Combate à fraude de combustíveis: Fluxo Oculto mira fintechs e máfia da nafta

Em uma nova e decisiva fase de enfrentamento ao crime organizado no setor de combustíveis, o Grupo de Atuação Especial de Combate ao Crime Organizado (Gaeco) e a Receita Federal deflagraram, nesta quinta-feira, 28 de maio de 2026, a Operação Fluxo Oculto. A ação representa um desdobramento direto da Operação Carbono Oculto, que já havia sacudido as estruturas de um esquema complexo de fraudes, sonegação e lavagem de dinheiro. A iniciativa conta com a participação estratégica de diversos órgãos, incluindo a Agência Nacional de Petróleo (ANP), a Secretaria da Fazenda do Estado de São Paulo, a Procuradoria-Geral do Estado, a Polícia Militar e a Polícia Civil, evidenciando a amplitude da força-tarefa.

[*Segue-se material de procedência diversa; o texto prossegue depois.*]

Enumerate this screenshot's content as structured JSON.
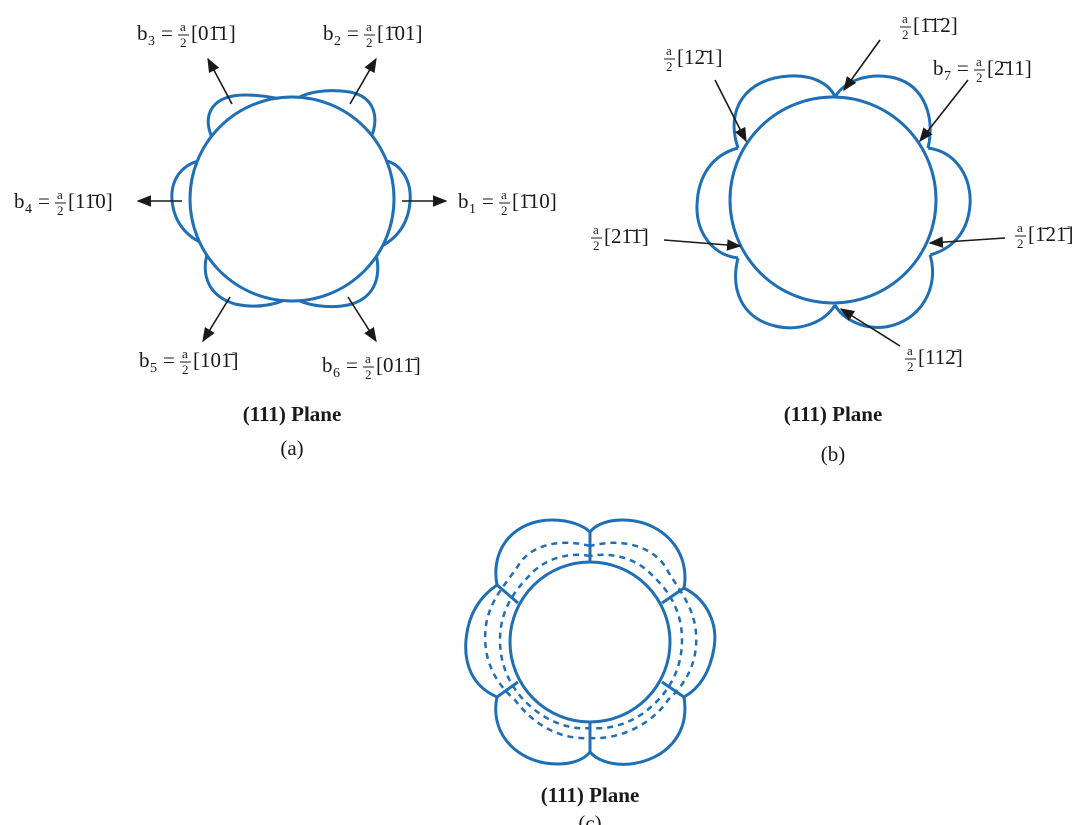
{
  "colors": {
    "loop": "#1e6fb5",
    "text": "#1a1a1a",
    "background": "#ffffff"
  },
  "panel_a": {
    "title": "(111) Plane",
    "caption": "(a)",
    "labels": {
      "b1": {
        "name": "b",
        "sub": "1",
        "eq": "=",
        "num": "a",
        "den": "2",
        "dir": "[1̄10]"
      },
      "b2": {
        "name": "b",
        "sub": "2",
        "eq": "=",
        "num": "a",
        "den": "2",
        "dir": "[1̄01]"
      },
      "b3": {
        "name": "b",
        "sub": "3",
        "eq": "=",
        "num": "a",
        "den": "2",
        "dir": "[01̄1]"
      },
      "b4": {
        "name": "b",
        "sub": "4",
        "eq": "=",
        "num": "a",
        "den": "2",
        "dir": "[11̄0]"
      },
      "b5": {
        "name": "b",
        "sub": "5",
        "eq": "=",
        "num": "a",
        "den": "2",
        "dir": "[101̄]"
      },
      "b6": {
        "name": "b",
        "sub": "6",
        "eq": "=",
        "num": "a",
        "den": "2",
        "dir": "[011̄]"
      }
    }
  },
  "panel_b": {
    "title": "(111) Plane",
    "caption": "(b)",
    "labels": {
      "top": {
        "num": "a",
        "den": "2",
        "dir": "[1̄1̄2]"
      },
      "upper_left": {
        "num": "a",
        "den": "2",
        "dir": "[12̄1]"
      },
      "upper_right": {
        "name": "b",
        "sub": "7",
        "eq": "=",
        "num": "a",
        "den": "2",
        "dir": "[2̄11]"
      },
      "left": {
        "num": "a",
        "den": "2",
        "dir": "[21̄1̄]"
      },
      "right": {
        "num": "a",
        "den": "2",
        "dir": "[1̄21̄]"
      },
      "bottom": {
        "num": "a",
        "den": "2",
        "dir": "[112̄]"
      }
    }
  },
  "panel_c": {
    "title": "(111) Plane",
    "caption": "(c)"
  }
}
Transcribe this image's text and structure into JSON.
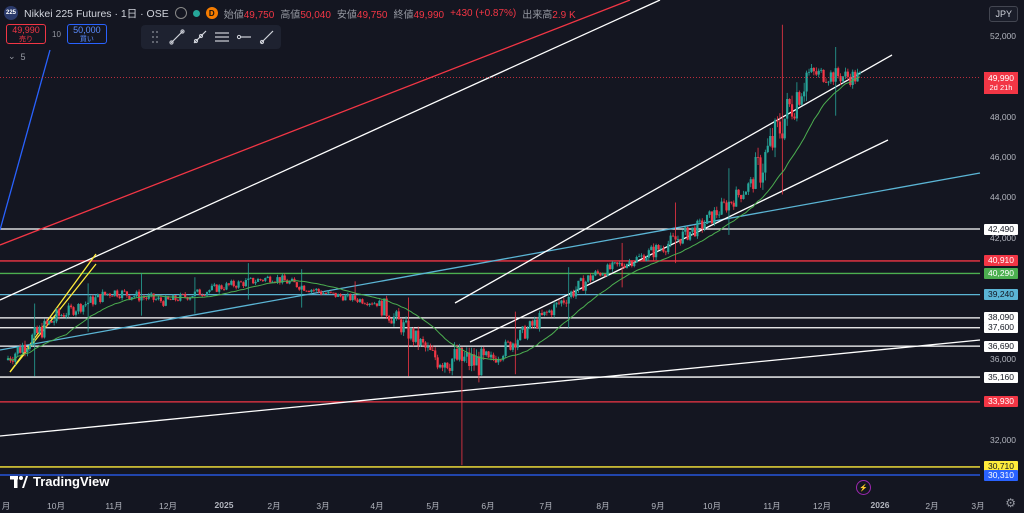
{
  "header": {
    "symbol_logo": "225",
    "title": "Nikkei 225 Futures · 1日 · OSE",
    "badge": "D",
    "open_label": "始値",
    "open_value": "49,750",
    "high_label": "高値",
    "high_value": "50,040",
    "low_label": "安値",
    "low_value": "49,750",
    "close_label": "終値",
    "close_value": "49,990",
    "change": "+430 (+0.87%)",
    "volume_label": "出来高",
    "volume_value": "2.9 K"
  },
  "trade": {
    "sell_price": "49,990",
    "sell_label": "売り",
    "spread": "10",
    "buy_price": "50,000",
    "buy_label": "買い"
  },
  "indicator_count": "5",
  "currency": "JPY",
  "price_scale": [
    "52,000",
    "50,000",
    "48,000",
    "46,000",
    "44,000",
    "42,000",
    "36,000",
    "32,000"
  ],
  "price_tags": [
    {
      "value": "49,990",
      "sub": "2d 21h",
      "bg": "#f23645",
      "fg": "#ffffff"
    },
    {
      "value": "42,490",
      "bg": "#ffffff",
      "fg": "#131722"
    },
    {
      "value": "40,910",
      "bg": "#f23645",
      "fg": "#ffffff"
    },
    {
      "value": "40,290",
      "bg": "#4caf50",
      "fg": "#ffffff"
    },
    {
      "value": "39,240",
      "bg": "#5bb5d5",
      "fg": "#131722"
    },
    {
      "value": "38,090",
      "bg": "#ffffff",
      "fg": "#131722"
    },
    {
      "value": "37,600",
      "bg": "#ffffff",
      "fg": "#131722"
    },
    {
      "value": "36,690",
      "bg": "#ffffff",
      "fg": "#131722"
    },
    {
      "value": "35,160",
      "bg": "#ffffff",
      "fg": "#131722"
    },
    {
      "value": "33,930",
      "bg": "#f23645",
      "fg": "#ffffff"
    },
    {
      "value": "30,710",
      "bg": "#ffeb3b",
      "fg": "#131722"
    },
    {
      "value": "30,310",
      "bg": "#2962ff",
      "fg": "#ffffff"
    }
  ],
  "time_scale": [
    "月",
    "10月",
    "11月",
    "12月",
    "2025",
    "2月",
    "3月",
    "4月",
    "5月",
    "6月",
    "7月",
    "8月",
    "9月",
    "10月",
    "11月",
    "12月",
    "2026",
    "2月",
    "3月"
  ],
  "brand": "TradingView",
  "colors": {
    "background": "#141621",
    "up": "#26a69a",
    "down": "#f23645",
    "white_line": "#ffffff",
    "red_line": "#f23645",
    "cyan_line": "#5bb5d5",
    "green_line": "#4caf50",
    "yellow_line": "#ffeb3b",
    "blue_line": "#2962ff",
    "ma_line": "#4caf50"
  },
  "chart_data": {
    "type": "candlestick",
    "series_description_values": [
      [
        2024.67,
        36000,
        38800,
        35200,
        38200
      ],
      [
        2024.75,
        38200,
        39800,
        37400,
        39400
      ],
      [
        2024.83,
        39400,
        40300,
        38200,
        38900
      ],
      [
        2024.92,
        38900,
        40100,
        38300,
        39600
      ],
      [
        2025.0,
        39600,
        40800,
        39000,
        40100
      ],
      [
        2025.08,
        40100,
        40500,
        38600,
        39300
      ],
      [
        2025.17,
        39300,
        39900,
        38400,
        38800
      ],
      [
        2025.25,
        38800,
        39100,
        35200,
        36200
      ],
      [
        2025.33,
        36200,
        36800,
        30800,
        35800
      ],
      [
        2025.42,
        35800,
        38400,
        35300,
        38000
      ],
      [
        2025.5,
        38000,
        40600,
        37600,
        40200
      ],
      [
        2025.58,
        40200,
        41800,
        39600,
        41200
      ],
      [
        2025.67,
        41200,
        43800,
        40800,
        42600
      ],
      [
        2025.75,
        42600,
        45500,
        42200,
        44800
      ],
      [
        2025.83,
        44800,
        52600,
        44200,
        50200
      ],
      [
        2025.92,
        50200,
        51500,
        48100,
        49990
      ]
    ],
    "ohlc_fields": [
      "date",
      "open",
      "high",
      "low",
      "close"
    ],
    "horizontal_levels": [
      42490,
      40910,
      40290,
      39240,
      38090,
      37600,
      36690,
      35160,
      33930,
      30710,
      30310
    ],
    "ylim": [
      29600,
      53200
    ],
    "last_price": 49990,
    "last_price_countdown": "2d 21h"
  }
}
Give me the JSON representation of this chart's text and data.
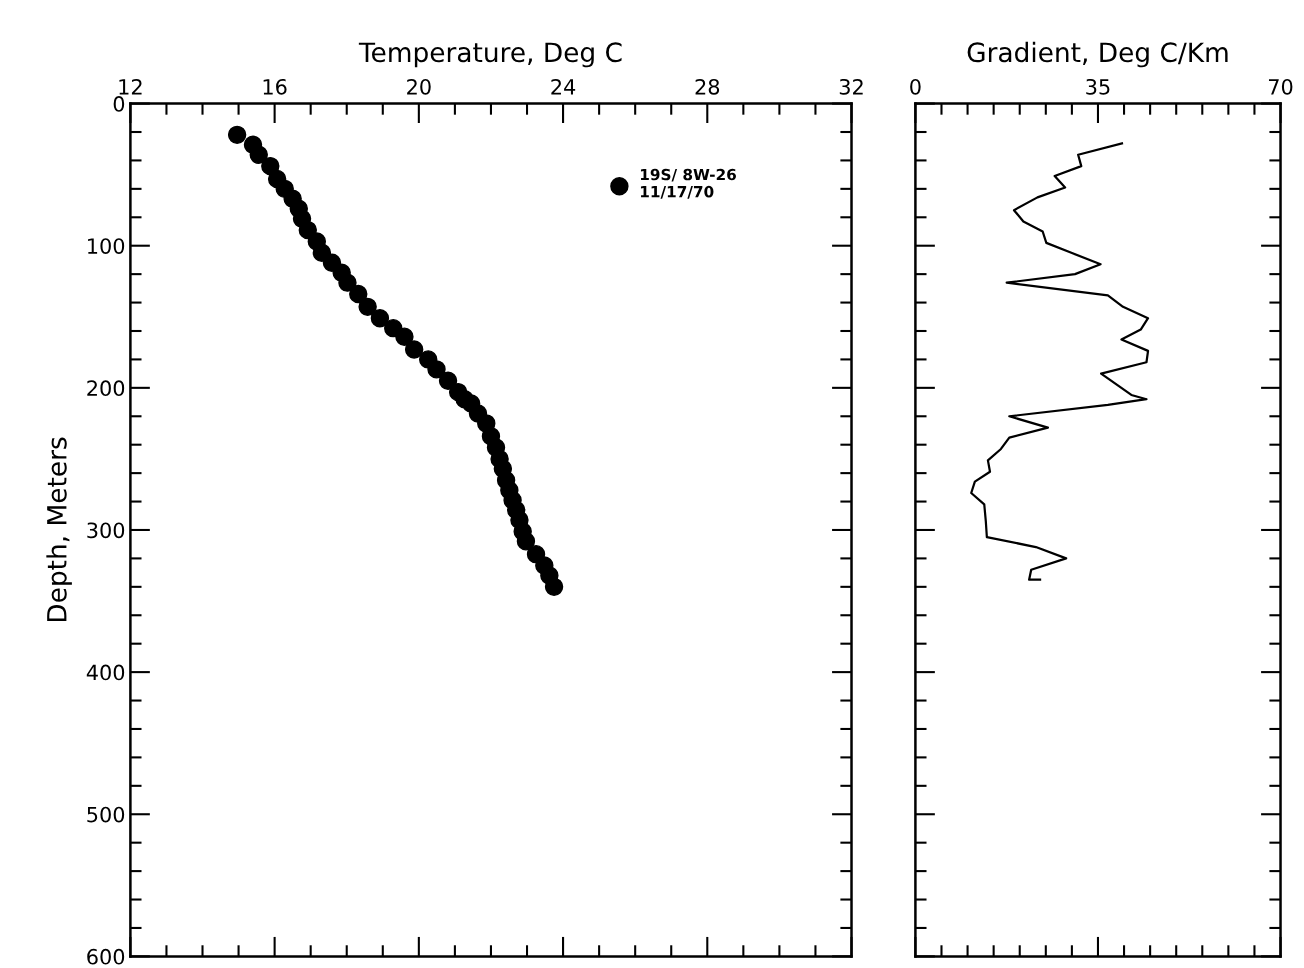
{
  "chart_data": [
    {
      "type": "scatter",
      "xlabel": "Temperature, Deg C",
      "ylabel": "Depth, Meters",
      "xlim": [
        12,
        32
      ],
      "ylim": [
        600,
        0
      ],
      "xticks": [
        12,
        {
          "value": 13,
          "label": null
        },
        {
          "value": 14,
          "label": null
        },
        {
          "value": 15,
          "label": null
        },
        16,
        {
          "value": 17,
          "label": null
        },
        {
          "value": 18,
          "label": null
        },
        {
          "value": 19,
          "label": null
        },
        20,
        {
          "value": 21,
          "label": null
        },
        {
          "value": 22,
          "label": null
        },
        {
          "value": 23,
          "label": null
        },
        24,
        {
          "value": 25,
          "label": null
        },
        {
          "value": 26,
          "label": null
        },
        {
          "value": 27,
          "label": null
        },
        28,
        {
          "value": 29,
          "label": null
        },
        {
          "value": 30,
          "label": null
        },
        {
          "value": 31,
          "label": null
        },
        32
      ],
      "yticks": [
        0,
        {
          "value": 20,
          "label": null
        },
        {
          "value": 40,
          "label": null
        },
        {
          "value": 60,
          "label": null
        },
        {
          "value": 80,
          "label": null
        },
        100,
        {
          "value": 120,
          "label": null
        },
        {
          "value": 140,
          "label": null
        },
        {
          "value": 160,
          "label": null
        },
        {
          "value": 180,
          "label": null
        },
        200,
        {
          "value": 220,
          "label": null
        },
        {
          "value": 240,
          "label": null
        },
        {
          "value": 260,
          "label": null
        },
        {
          "value": 280,
          "label": null
        },
        300,
        {
          "value": 320,
          "label": null
        },
        {
          "value": 340,
          "label": null
        },
        {
          "value": 360,
          "label": null
        },
        {
          "value": 380,
          "label": null
        },
        400,
        {
          "value": 420,
          "label": null
        },
        {
          "value": 440,
          "label": null
        },
        {
          "value": 460,
          "label": null
        },
        {
          "value": 480,
          "label": null
        },
        500,
        {
          "value": 520,
          "label": null
        },
        {
          "value": 540,
          "label": null
        },
        {
          "value": 560,
          "label": null
        },
        {
          "value": 580,
          "label": null
        },
        600
      ],
      "marker": "circle",
      "legend": "top right",
      "grid": false,
      "series": [
        {
          "name": "19S/ 8W-26\n11/17/70",
          "color": "#000000",
          "x": [
            14.96,
            15.4,
            15.56,
            15.88,
            16.07,
            16.28,
            16.5,
            16.67,
            16.76,
            16.92,
            17.17,
            17.31,
            17.59,
            17.86,
            18.02,
            18.32,
            18.58,
            18.92,
            19.29,
            19.6,
            19.87,
            20.26,
            20.49,
            20.81,
            21.09,
            21.27,
            21.45,
            21.64,
            21.87,
            22.0,
            22.14,
            22.24,
            22.33,
            22.42,
            22.51,
            22.6,
            22.7,
            22.79,
            22.88,
            22.97,
            23.25,
            23.48,
            23.62,
            23.75
          ],
          "values": [
            22,
            29,
            36,
            44,
            53,
            60,
            67,
            74,
            81,
            89,
            97,
            105,
            112,
            119,
            126,
            134,
            143,
            151,
            158,
            164,
            173,
            180,
            187,
            195,
            203,
            208,
            211,
            218,
            225,
            234,
            242,
            250,
            257,
            265,
            272,
            279,
            286,
            293,
            301,
            308,
            317,
            325,
            332,
            340
          ]
        }
      ]
    },
    {
      "type": "line",
      "xlabel": "Gradient, Deg C/Km",
      "xlim": [
        0,
        70
      ],
      "ylim": [
        600,
        0
      ],
      "tick_labels": "x",
      "xticks": [
        0,
        {
          "value": 5,
          "label": null
        },
        {
          "value": 10,
          "label": null
        },
        {
          "value": 15,
          "label": null
        },
        {
          "value": 20,
          "label": null
        },
        {
          "value": 25,
          "label": null
        },
        {
          "value": 30,
          "label": null
        },
        35,
        {
          "value": 40,
          "label": null
        },
        {
          "value": 45,
          "label": null
        },
        {
          "value": 50,
          "label": null
        },
        {
          "value": 55,
          "label": null
        },
        {
          "value": 60,
          "label": null
        },
        {
          "value": 65,
          "label": null
        },
        70
      ],
      "yticks": [
        0,
        {
          "value": 20,
          "label": null
        },
        {
          "value": 40,
          "label": null
        },
        {
          "value": 60,
          "label": null
        },
        {
          "value": 80,
          "label": null
        },
        100,
        {
          "value": 120,
          "label": null
        },
        {
          "value": 140,
          "label": null
        },
        {
          "value": 160,
          "label": null
        },
        {
          "value": 180,
          "label": null
        },
        200,
        {
          "value": 220,
          "label": null
        },
        {
          "value": 240,
          "label": null
        },
        {
          "value": 260,
          "label": null
        },
        {
          "value": 280,
          "label": null
        },
        300,
        {
          "value": 320,
          "label": null
        },
        {
          "value": 340,
          "label": null
        },
        {
          "value": 360,
          "label": null
        },
        {
          "value": 380,
          "label": null
        },
        400,
        {
          "value": 420,
          "label": null
        },
        {
          "value": 440,
          "label": null
        },
        {
          "value": 460,
          "label": null
        },
        {
          "value": 480,
          "label": null
        },
        500,
        {
          "value": 520,
          "label": null
        },
        {
          "value": 540,
          "label": null
        },
        {
          "value": 560,
          "label": null
        },
        {
          "value": 580,
          "label": null
        },
        600
      ],
      "marker": "none",
      "line_style": "solid",
      "grid": false,
      "series": [
        {
          "color": "#000000",
          "x": [
            39.6,
            31.2,
            31.8,
            26.7,
            28.7,
            23.4,
            18.9,
            20.7,
            24.4,
            25.1,
            29.9,
            35.5,
            30.6,
            17.5,
            36.9,
            39.8,
            44.6,
            43.2,
            39.5,
            44.6,
            44.3,
            35.6,
            41.4,
            44.3,
            36.9,
            18.0,
            25.4,
            18.0,
            16.4,
            13.9,
            14.3,
            11.4,
            10.7,
            13.2,
            13.5,
            13.7,
            23.1,
            28.9,
            22.2,
            21.8,
            23.9
          ],
          "values": [
            28,
            36,
            44,
            51,
            59,
            66,
            75,
            83,
            90,
            98,
            105,
            113,
            120,
            126,
            135,
            143,
            151,
            159,
            166,
            174,
            182,
            190,
            205,
            208,
            212,
            220,
            228,
            235,
            243,
            251,
            259,
            266,
            274,
            282,
            294,
            305,
            312,
            320,
            328,
            335,
            335
          ]
        }
      ]
    }
  ]
}
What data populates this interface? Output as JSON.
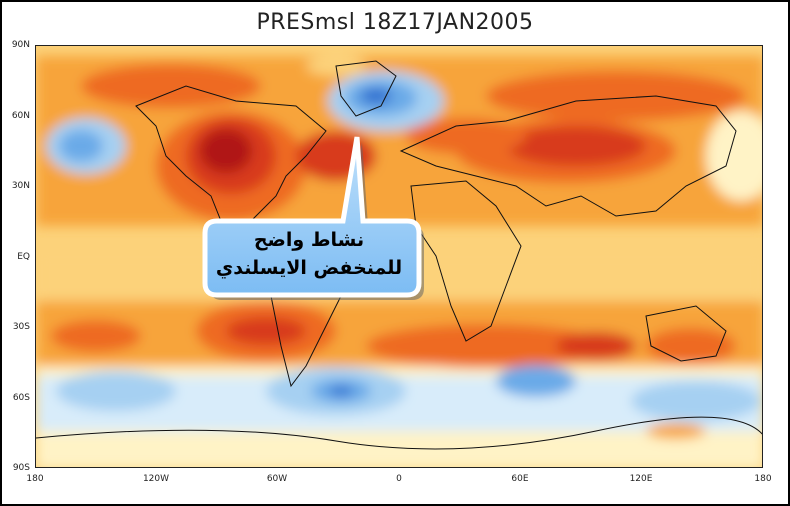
{
  "map": {
    "title": "PRESmsl  18Z17JAN2005",
    "y_ticks": [
      "90N",
      "60N",
      "30N",
      "EQ",
      "30S",
      "60S",
      "90S"
    ],
    "x_ticks": [
      "180",
      "120W",
      "60W",
      "0",
      "60E",
      "120E",
      "180"
    ],
    "colors": {
      "deep_red": "#b01818",
      "red": "#d83a1a",
      "orange_red": "#ee6a20",
      "orange": "#f7a43a",
      "light_orange": "#fcd27a",
      "pale_yellow": "#fff3c6",
      "pale_blue": "#d8ecfa",
      "light_blue": "#a6d0f2",
      "blue": "#6aaae8",
      "dark_blue": "#2f6fd0"
    }
  },
  "callout": {
    "line1": "نشاط واضح",
    "line2": "للمنخفض الايسلندي"
  }
}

A Operação Fluxo Oculto mobilizou equipes para cumprir 55 mandados de busca e apreensão em quatro estados brasileiros: São Paulo, Rio de Janeiro, Minas Gerais e Paraná. O objetivo central é aprofundar o desmantelamento da rede criminosa, coletando novas evidências e identificando outros possíveis envolvidos, com foco especial em novas fintechs e na adulteração de combustíveis.

Fluxo Oculto: A Nova Frente no Combate à Fraude de Combustíveis

A Operação Fluxo Oculto surge como uma resposta contundente à persistência e à sofisticação das práticas ilícitas no mercado de combustíveis. Segundo o Ministério Público de São Paulo (MPSP), a meta é clara: desmantelar o esquema que envolve fraudes, sonegação fiscal e lavagem de dinheiro. A apreensão de documentos e equipamentos é crucial para mapear a atuação da organização e identificar todos os seus tentáculos.

A complexidade da rede criminosa exige uma abordagem multifacetada, envolvendo diferentes esferas governamentais e forças de segurança. A união de Gaeco, Receita Federal, ANP e as polícias civil e militar reforça a capacidade do Estado em enfrentar grupos que operam com alta capacidade de dissimulação e prejuízos significativos aos cofres públicos e à economia.

O Alvo: Fintechs e a Rede Financeira Clandestina

Um dos pilares da Operação Fluxo Oculto é a investigação de seis novas fintechs que foram descobertas após a deflagração da Carbono Oculto. Essas empresas de tecnologia financeira, em vez de atuar no mercado legítimo, funcionavam como verdadeiros “bancos paralelos” para a organização criminosa. Elas formavam um poderoso núcleo financeiro, essencial para a movimentação e ocultação de recursos ilícitos.

As fintechs eram utilizadas para uma série de transações fraudulentas, incluindo compensações financeiras internas entre diversas distribuidoras e postos de combustíveis envolvidos no esquema. Além disso, serviam para a movimentação de fundos entre as empresas e os fundos de investimentos administrados pela organização, bem como para o pagamento de colaboradores e o custeio de gastos e investimentos pessoais dos principais operadores do esquema.

A Adulteração de Combustível com Nafta: Um Perigo Latente

Outro foco primordial da Operação Fluxo Oculto é o combate à adulteração de combustíveis, especialmente com o uso de nafta. A nafta, um solvente derivado do petróleo, é utilizada para aumentar o volume do combustível de forma fraudulenta, reduzindo custos para os criminosos, mas comprometendo a qualidade do produto final. Essa prática não apenas lesa o consumidor, que paga por um produto de baixa qualidade, mas também causa danos aos veículos e ao meio ambiente.

A chamada “máfia da nafta” representa um grave risco à segurança e à economia. A adulteração afeta o desempenho dos motores, aumenta o consumo e pode gerar emissões poluentes acima do permitido, configurando um crime ambiental e contra a ordem econômica. A ação das autoridades busca desarticular essa cadeia de produção e distribuição de combustível adulterado, protegendo o consumidor e o mercado legal.

Carbono Oculto: O Precedente da Grande Investigação

A Operação Fluxo Oculto é um testemunho da continuidade e da profundidade das investigações iniciadas com a Operação Carbono Oculto. A primeira fase já havia revelado a existência de um vasto esquema de fraudes e lavagem de dinheiro. As informações e evidências coletadas na Carbono Oculto foram cruciais para identificar as novas fintechs e aprofundar a compreensão sobre a atuação da organização criminosa, permitindo que as autoridades avançassem com esta nova ofensiva.

A persistência das investigações demonstra o compromisso das instituições em desmantelar completamente as estruturas do crime organizado que se infiltram em setores estratégicos da economia, como o de combustíveis, garantindo a legalidade e a transparência do mercado.